G. Scott Huggins makes his money by teaching history at a private school, proving that he knows more about history than making money. He loves writing fiction, both serious and humorous. If you want serious, Writers of the Future XV features “Bearing the Pattern”. If you like to laugh, “Phoenix for the Amateur Chef” is in Sword and Sorceress 30. Scott’s regular non-fiction column for Sci Phi Journal is entitled The Mote in God’s “I”. In the column Scott explores the nature of SF&F genre writing from the perspective of a committed Christian. When he is not teaching or writing, Scott devotes himself to his wife, their three children, and his cat. He loves good bourbon, bacon, and pie. If you have any recipes featuring one or more of these things, Mr. Huggins will be pleased to review them, if accompanied by a sample.

6 Comments

  1. You have made exactly the same error of flippancy that you accuse Heinlein of. You have made no point other than that Heinlein, a science fiction author, does not proffer a thorough critique of Christianity in a book intended to entertain. Besides, Heinlein is simply translating Epicurus into the vernacular: Do you accuse Epicurus too of flippancy?
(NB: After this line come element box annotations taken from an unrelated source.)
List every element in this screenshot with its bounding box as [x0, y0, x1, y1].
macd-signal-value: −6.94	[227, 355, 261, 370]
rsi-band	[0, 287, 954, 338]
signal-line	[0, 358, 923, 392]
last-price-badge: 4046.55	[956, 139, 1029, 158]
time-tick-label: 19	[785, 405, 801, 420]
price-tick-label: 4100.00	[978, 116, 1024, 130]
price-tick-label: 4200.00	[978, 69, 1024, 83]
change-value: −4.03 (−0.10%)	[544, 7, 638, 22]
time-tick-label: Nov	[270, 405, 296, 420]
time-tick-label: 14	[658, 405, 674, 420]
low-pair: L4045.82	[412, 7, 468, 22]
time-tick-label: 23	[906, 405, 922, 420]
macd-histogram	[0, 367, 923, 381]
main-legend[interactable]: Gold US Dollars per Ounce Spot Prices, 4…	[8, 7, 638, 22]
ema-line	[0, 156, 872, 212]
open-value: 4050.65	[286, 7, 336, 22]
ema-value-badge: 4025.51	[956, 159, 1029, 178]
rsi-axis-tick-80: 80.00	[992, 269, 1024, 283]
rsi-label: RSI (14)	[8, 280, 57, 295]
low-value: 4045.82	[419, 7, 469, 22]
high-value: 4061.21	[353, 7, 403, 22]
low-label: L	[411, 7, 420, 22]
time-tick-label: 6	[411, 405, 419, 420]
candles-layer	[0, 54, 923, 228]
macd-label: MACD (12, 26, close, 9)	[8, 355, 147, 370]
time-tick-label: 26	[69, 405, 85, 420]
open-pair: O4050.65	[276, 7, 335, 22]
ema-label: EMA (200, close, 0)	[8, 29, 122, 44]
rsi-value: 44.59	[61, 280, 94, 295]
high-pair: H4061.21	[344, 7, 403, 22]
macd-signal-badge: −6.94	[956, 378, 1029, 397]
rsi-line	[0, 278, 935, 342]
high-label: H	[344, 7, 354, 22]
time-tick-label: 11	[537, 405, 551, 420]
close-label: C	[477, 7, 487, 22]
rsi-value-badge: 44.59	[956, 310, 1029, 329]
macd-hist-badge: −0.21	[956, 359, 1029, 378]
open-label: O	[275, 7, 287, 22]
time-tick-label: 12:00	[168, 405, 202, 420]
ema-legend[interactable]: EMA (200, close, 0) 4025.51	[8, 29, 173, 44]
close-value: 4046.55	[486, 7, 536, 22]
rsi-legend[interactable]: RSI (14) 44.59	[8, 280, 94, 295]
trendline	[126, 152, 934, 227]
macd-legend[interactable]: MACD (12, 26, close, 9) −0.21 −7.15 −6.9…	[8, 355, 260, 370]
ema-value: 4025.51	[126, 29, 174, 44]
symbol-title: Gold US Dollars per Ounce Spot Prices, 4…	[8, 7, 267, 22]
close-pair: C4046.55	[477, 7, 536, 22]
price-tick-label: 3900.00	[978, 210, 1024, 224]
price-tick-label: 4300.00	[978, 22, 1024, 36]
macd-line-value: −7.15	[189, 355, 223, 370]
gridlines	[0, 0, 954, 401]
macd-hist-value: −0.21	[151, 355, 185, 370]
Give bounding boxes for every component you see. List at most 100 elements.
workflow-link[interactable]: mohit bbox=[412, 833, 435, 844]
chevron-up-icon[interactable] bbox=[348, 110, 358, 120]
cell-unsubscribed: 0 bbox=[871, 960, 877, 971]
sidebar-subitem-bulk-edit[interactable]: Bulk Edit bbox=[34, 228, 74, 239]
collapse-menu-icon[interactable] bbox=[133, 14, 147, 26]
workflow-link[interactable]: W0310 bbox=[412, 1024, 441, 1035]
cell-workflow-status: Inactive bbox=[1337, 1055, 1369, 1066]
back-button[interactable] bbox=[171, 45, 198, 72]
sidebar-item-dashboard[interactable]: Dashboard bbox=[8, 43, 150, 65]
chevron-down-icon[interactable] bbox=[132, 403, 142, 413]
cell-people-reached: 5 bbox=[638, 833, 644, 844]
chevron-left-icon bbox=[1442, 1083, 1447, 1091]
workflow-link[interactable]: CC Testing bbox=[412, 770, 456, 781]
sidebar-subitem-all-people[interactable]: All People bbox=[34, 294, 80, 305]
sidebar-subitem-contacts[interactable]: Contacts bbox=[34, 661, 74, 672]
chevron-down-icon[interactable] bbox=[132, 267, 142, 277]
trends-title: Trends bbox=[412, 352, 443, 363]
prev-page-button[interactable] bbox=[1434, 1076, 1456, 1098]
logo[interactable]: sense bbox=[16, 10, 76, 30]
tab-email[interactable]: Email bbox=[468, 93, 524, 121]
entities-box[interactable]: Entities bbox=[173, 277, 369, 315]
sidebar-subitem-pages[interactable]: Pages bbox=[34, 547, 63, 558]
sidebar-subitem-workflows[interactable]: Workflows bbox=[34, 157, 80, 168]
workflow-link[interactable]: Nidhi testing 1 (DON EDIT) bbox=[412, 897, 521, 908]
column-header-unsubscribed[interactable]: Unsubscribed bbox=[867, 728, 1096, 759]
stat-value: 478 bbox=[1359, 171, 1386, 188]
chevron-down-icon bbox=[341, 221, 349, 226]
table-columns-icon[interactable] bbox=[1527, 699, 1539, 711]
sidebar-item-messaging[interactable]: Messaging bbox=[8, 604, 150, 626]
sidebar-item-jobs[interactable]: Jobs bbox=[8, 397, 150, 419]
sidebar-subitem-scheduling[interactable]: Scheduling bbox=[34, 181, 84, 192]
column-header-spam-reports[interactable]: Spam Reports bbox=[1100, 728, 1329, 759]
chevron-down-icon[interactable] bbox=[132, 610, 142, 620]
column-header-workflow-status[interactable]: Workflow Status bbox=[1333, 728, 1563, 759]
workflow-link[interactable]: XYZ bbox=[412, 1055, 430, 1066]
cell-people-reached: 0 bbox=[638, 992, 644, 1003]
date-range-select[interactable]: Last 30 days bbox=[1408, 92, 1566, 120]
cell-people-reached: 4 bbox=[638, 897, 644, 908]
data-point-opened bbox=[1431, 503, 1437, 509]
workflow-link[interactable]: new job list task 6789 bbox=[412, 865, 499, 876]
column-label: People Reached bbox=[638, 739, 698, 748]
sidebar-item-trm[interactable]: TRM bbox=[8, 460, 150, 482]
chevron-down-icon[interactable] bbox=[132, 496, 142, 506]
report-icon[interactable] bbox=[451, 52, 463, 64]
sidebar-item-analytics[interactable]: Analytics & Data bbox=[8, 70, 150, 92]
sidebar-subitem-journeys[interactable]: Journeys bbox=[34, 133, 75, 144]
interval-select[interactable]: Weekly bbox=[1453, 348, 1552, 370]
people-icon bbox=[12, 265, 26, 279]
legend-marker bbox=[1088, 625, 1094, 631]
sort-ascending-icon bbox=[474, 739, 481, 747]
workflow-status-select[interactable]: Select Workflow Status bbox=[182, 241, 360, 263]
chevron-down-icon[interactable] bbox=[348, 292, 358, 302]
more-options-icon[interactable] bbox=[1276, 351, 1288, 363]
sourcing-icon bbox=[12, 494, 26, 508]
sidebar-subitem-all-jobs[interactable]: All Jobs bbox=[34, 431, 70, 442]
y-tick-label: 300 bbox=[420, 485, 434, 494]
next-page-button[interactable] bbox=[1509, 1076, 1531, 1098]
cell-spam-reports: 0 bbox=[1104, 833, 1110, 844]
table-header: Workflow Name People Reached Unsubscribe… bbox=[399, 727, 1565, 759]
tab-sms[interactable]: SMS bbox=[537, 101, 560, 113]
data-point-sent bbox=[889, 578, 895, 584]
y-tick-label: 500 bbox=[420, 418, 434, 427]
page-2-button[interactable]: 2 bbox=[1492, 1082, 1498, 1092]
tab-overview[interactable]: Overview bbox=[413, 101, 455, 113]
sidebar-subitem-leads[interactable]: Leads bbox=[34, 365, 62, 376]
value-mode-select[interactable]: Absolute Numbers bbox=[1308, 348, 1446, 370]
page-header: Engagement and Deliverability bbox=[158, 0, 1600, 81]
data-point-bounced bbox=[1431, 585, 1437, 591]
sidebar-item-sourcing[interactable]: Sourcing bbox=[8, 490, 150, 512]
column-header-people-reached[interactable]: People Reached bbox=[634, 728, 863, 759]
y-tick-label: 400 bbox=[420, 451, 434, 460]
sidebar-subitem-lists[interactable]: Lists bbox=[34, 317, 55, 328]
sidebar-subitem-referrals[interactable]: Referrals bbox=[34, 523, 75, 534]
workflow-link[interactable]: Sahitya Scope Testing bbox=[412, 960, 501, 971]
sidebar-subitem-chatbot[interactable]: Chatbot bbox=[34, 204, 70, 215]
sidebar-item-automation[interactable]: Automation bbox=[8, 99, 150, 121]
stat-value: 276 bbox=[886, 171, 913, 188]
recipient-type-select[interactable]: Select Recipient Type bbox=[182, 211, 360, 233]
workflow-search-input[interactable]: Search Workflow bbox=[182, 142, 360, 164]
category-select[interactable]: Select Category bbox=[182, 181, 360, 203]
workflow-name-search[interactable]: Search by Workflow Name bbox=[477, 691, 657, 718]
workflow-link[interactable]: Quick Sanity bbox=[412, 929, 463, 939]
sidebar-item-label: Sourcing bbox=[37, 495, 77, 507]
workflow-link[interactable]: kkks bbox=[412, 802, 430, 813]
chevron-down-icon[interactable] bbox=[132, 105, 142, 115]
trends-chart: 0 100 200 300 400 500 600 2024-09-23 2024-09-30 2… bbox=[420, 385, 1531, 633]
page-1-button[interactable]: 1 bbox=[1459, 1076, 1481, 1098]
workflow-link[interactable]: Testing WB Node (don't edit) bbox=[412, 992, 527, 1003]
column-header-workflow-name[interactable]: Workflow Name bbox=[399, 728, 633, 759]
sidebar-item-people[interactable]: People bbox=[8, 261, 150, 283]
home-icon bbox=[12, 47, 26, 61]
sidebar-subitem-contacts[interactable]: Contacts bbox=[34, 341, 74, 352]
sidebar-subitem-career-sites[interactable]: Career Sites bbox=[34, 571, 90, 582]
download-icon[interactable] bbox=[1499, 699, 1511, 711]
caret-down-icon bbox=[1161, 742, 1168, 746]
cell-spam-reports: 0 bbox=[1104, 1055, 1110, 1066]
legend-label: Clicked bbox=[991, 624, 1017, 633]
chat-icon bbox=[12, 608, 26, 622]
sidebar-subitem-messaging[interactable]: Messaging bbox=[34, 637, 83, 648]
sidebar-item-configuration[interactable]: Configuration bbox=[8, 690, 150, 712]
    Your account of the the omni- attributes seems circular: whatever God does not do in not doable; whatever God does not know is unknowable; whatever God permits is justice. You have said nothing more than the world is as it appears to be, God or no God.

    You are correct, however: atheists do not care about theology, which is as ridiculous to the non-believer as professional wrestling is to the non-fan. There are any number of yahoos who make stupid arguments, but the serious atheist argument against religion has never been theological. The argument has been against religion’s social privilege, and the charge that religion is ridiculous and actually believed only by the gullible and self-deluded directly undermines that privilege.

    And it is true: religion is on precisely the same level as professional wrestling. If someone enjoys it, great. But if someone actually believes that it is other than 100 percent show business, they are at best mistaken.

    • Hi Larry, I’m not going to engage with the main thrust of your argument, but I think you make too bold a claim when asserting ‘the’ serious atheist argument is concerned with social privilege. That may be an argument, but atheists are entitled to put forward arguments which are metaphysical or epistemic in character without being dismissed as somehow failing to be ‘serious’.

      • Hi Ray,

        I think you are looking at a different distinction than I’m trying to make, perhaps unclearly: I don’t mean “serious” as opposed to foolish, flippant, trivial, or dishonest.I mean “serious” in the sense of fundamental or primary, as opposed to peripheral.

        However, religious metaphysics and epistemology does sometimes seem to skirt the shoals of unseriousness in almost every sense.

        • Hi Larry, thanks for the clarification. Perhaps it is worth observing that we could place faith on a spectrum, depending on the extent to which the individual’s adoption of religious belief is exoteric or esoteric in character. Exoteric religion would more obviously be subject to a social analysis, but it would be difficult to replicate that analysis for a deeply personal, esoteric form of faith that does not have a social aspect to it. Atheists should avoid conflating a critique of religious orthodoxies, as typically represented by a church or a school of thought, with a critique of all manifestations of spirituality as adopted by individual human beings in practice.

          • Perhaps it is worth observing that we could place faith on a spectrum…

            Perhaps, if that sort of thing interests you. I don’t find that field of… investigation(?)… particularly interesting.

            Atheists should avoid conflating a critique of religious orthodoxies … with a critique of all manifestations of spirituality.

            And by and large we do in fact avoid such conflation.

  2. I’m not familiar with how his views might have changed over time, but in “Stranger in a Strange Land,” Heinlein was certainly an agnostic. His literary ego, Jubal Hershaw, even donated money to churches in his atheist friend’s name just to goad him.